As an exploration of the immigrant experience in America, I think it’s more successful. We get the tension between three different generations of the family about how Egyptian or American to be, and the lack of understanding about how the two cultures will interact with each other, and the difference in family structure and expected levels of obedience and respect. (The family’s Muslim identity also contributes to this, and I don’t know enough about either Egyptian or Muslim traditions and practices to identify which bits come from which source. But my thoughts on religion are coming a bit later, I just want to acknowledge I’m probably conflating the two in some respects.) It’s not hard to see the children as the most Americanized, the most ready to react to the Islamophobia present in this time period–I thought it was a nice touch that Khaled was worried about his younger sister becoming outwardly more conservative by possibly starting to cover her hair, as attacks on young women with head scarves were on the rise at the time. But it was more interesting to see the parents, the direct immigrants, struggling with how they were perceived, and how they perceived each other, on a scale of Egyptian to American, because it fluctuated, and both at times were convinced the other was the one less adapted to their new home. And Grandma Ehsan was there to be the bastion of tradition and religion, while not at all being a stereotype but a complex character in her own right.
But strangely (for me, who’s about as un-religious as they come) I found the exploration of Islam and fate to be the most interesting part of the book. Each surviving member of the family who was given a POV was shouldering some guilt and feelings of blame for what Hosaam did, and each had a different relationship with their faith. The father was not particularly observant of his religious obligations, but capitalized on the power structure both to maintain his authority and to rationalize his guilt. The mother was deeply conflicted about the role of prayer and surrender to God in accepting what had happened, and wondering if she could have changed the outcome, all while her mother hovered nearby admonishing her for playing “what if.” And their remaining son was having typical teenage troubles buried under the extra weight of being labeled as a murder’s younger brother–he struggled to believe in miracles, the core theme and question of the book, and had a complicated relationship with both Islam and the Arabic language, which he never spoke to the standard that he felt others expected of him. His narrative thread is what connects the whole story, as the prologue his a story from his childhood and the epilogue a glimpse of his adulthood, and he is the one who spends the most time examining his life in the context of the tragedy that happened a year before.

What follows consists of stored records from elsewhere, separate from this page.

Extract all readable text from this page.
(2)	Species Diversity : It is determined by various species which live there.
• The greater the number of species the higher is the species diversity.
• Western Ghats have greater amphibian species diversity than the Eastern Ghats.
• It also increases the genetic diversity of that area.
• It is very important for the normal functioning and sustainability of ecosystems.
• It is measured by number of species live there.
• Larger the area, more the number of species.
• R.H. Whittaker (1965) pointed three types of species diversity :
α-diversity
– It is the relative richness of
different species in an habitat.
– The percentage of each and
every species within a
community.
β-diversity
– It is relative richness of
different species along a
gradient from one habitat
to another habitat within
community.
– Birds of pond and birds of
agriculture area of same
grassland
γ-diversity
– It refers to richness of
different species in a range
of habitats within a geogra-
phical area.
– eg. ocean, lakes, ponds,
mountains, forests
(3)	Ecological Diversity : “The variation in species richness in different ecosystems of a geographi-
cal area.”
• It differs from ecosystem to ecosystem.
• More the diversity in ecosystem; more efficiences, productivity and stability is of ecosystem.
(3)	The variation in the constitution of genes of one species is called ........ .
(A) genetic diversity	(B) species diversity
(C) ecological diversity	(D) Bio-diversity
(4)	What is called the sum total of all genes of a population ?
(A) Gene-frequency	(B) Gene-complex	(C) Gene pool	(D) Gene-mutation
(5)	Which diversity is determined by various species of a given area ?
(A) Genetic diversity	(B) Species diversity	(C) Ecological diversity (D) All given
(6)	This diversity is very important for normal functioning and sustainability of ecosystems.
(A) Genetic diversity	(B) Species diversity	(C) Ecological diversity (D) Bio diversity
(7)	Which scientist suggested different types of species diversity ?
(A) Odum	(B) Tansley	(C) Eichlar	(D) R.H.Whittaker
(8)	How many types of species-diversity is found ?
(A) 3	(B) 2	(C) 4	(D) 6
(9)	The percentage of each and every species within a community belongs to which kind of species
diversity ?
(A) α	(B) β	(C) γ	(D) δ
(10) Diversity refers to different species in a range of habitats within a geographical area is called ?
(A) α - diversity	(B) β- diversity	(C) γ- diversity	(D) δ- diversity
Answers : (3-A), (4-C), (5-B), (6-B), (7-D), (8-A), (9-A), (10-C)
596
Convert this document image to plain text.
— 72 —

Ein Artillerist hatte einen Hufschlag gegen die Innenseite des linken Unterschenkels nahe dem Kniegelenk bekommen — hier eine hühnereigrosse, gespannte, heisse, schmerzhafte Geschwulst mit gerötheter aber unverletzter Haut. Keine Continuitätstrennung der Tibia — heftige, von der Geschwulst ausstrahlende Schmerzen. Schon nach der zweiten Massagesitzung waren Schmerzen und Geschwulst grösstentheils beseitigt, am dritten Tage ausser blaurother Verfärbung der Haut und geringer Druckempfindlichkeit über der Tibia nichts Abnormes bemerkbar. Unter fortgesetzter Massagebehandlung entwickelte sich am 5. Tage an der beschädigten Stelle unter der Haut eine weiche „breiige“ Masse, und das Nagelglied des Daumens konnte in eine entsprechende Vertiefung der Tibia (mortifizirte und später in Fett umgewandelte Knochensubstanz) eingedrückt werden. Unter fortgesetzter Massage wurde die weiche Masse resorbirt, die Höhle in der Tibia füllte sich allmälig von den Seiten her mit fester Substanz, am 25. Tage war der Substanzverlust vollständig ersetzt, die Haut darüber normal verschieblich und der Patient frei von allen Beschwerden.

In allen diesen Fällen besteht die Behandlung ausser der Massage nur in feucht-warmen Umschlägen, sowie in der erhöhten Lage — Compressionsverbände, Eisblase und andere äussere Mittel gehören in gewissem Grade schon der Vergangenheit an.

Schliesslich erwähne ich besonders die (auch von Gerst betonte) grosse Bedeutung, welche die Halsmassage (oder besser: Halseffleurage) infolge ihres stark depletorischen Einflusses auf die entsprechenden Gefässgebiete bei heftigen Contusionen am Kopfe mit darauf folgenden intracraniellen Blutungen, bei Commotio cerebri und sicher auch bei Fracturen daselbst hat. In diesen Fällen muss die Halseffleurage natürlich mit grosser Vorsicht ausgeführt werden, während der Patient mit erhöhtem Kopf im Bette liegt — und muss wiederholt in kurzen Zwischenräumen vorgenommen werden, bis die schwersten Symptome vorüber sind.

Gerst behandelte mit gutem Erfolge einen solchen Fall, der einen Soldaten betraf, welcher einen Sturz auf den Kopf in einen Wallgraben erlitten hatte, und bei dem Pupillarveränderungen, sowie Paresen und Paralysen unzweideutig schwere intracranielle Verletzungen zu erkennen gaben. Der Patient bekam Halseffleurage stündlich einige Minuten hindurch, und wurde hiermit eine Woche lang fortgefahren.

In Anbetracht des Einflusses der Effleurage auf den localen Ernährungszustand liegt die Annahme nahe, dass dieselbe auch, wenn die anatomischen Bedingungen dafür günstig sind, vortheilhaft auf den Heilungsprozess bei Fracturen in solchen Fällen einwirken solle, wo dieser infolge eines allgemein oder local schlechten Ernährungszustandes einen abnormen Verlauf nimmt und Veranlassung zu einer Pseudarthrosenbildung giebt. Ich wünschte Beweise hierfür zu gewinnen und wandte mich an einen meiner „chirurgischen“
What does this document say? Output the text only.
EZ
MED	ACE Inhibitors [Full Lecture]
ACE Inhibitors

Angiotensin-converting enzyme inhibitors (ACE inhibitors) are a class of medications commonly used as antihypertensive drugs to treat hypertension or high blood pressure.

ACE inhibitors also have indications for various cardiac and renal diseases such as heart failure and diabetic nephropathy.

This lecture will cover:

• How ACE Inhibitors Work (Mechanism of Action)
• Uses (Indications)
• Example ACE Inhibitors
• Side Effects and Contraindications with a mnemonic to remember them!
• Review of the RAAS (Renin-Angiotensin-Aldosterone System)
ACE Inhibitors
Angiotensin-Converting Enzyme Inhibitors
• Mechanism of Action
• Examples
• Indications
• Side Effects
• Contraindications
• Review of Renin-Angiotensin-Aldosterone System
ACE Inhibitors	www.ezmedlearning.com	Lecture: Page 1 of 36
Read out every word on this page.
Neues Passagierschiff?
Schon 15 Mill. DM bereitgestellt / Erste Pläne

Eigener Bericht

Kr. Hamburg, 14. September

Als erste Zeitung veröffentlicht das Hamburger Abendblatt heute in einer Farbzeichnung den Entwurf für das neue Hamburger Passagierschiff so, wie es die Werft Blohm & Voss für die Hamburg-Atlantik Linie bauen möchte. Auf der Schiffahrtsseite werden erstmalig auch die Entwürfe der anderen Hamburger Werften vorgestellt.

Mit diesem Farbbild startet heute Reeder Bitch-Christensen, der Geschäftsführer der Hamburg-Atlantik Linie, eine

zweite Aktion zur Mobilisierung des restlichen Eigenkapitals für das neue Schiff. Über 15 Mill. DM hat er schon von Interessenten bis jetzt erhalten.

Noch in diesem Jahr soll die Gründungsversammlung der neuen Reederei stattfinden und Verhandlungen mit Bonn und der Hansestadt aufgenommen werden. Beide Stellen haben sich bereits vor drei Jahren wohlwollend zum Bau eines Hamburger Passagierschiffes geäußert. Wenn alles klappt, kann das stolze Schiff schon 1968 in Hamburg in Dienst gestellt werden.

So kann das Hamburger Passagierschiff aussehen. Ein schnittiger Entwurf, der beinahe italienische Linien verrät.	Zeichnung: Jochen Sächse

I found in Khaled’s conflict about his own beliefs an echo of what I’ve experienced, as someone raised Christian who is no longer a part of the church, and who belongs to a family that still remains devout. I also suffered small pangs of envy, as I often do when seeing another religion in media, at the rituals of solace and comfort they provide that seem better to me than the ones I grew up with. (This happens to me a lot in anime, actually, because I know enough about Shinto to think that if that were my childhood religion, I might still be a believer.) I’m aware that this tendency of mine is tied up in a Western/white exotification of unfamiliar things; I can’t fully separate that part of myself, as it’s impossible not to think the grass is greener elsewhere when I’m so dissatisfied with my own ex-faith. But there are parts of Islam (as well as many other religions) that I find beautiful and welcoming, and this story brought out a lot of that and kept me engaged even when the plot was flat or frustrating.
Actually, now that I think about it, since the story doesn’t set out to prove or disprove the existence of God or miracles or the usefulness of prayer in averting an individual’s fate, I suppose the non-ending I’m so dissatisfied by is in keeping with the theme of the story. But that doesn’t make me like the ending better now that I’ve thought it through.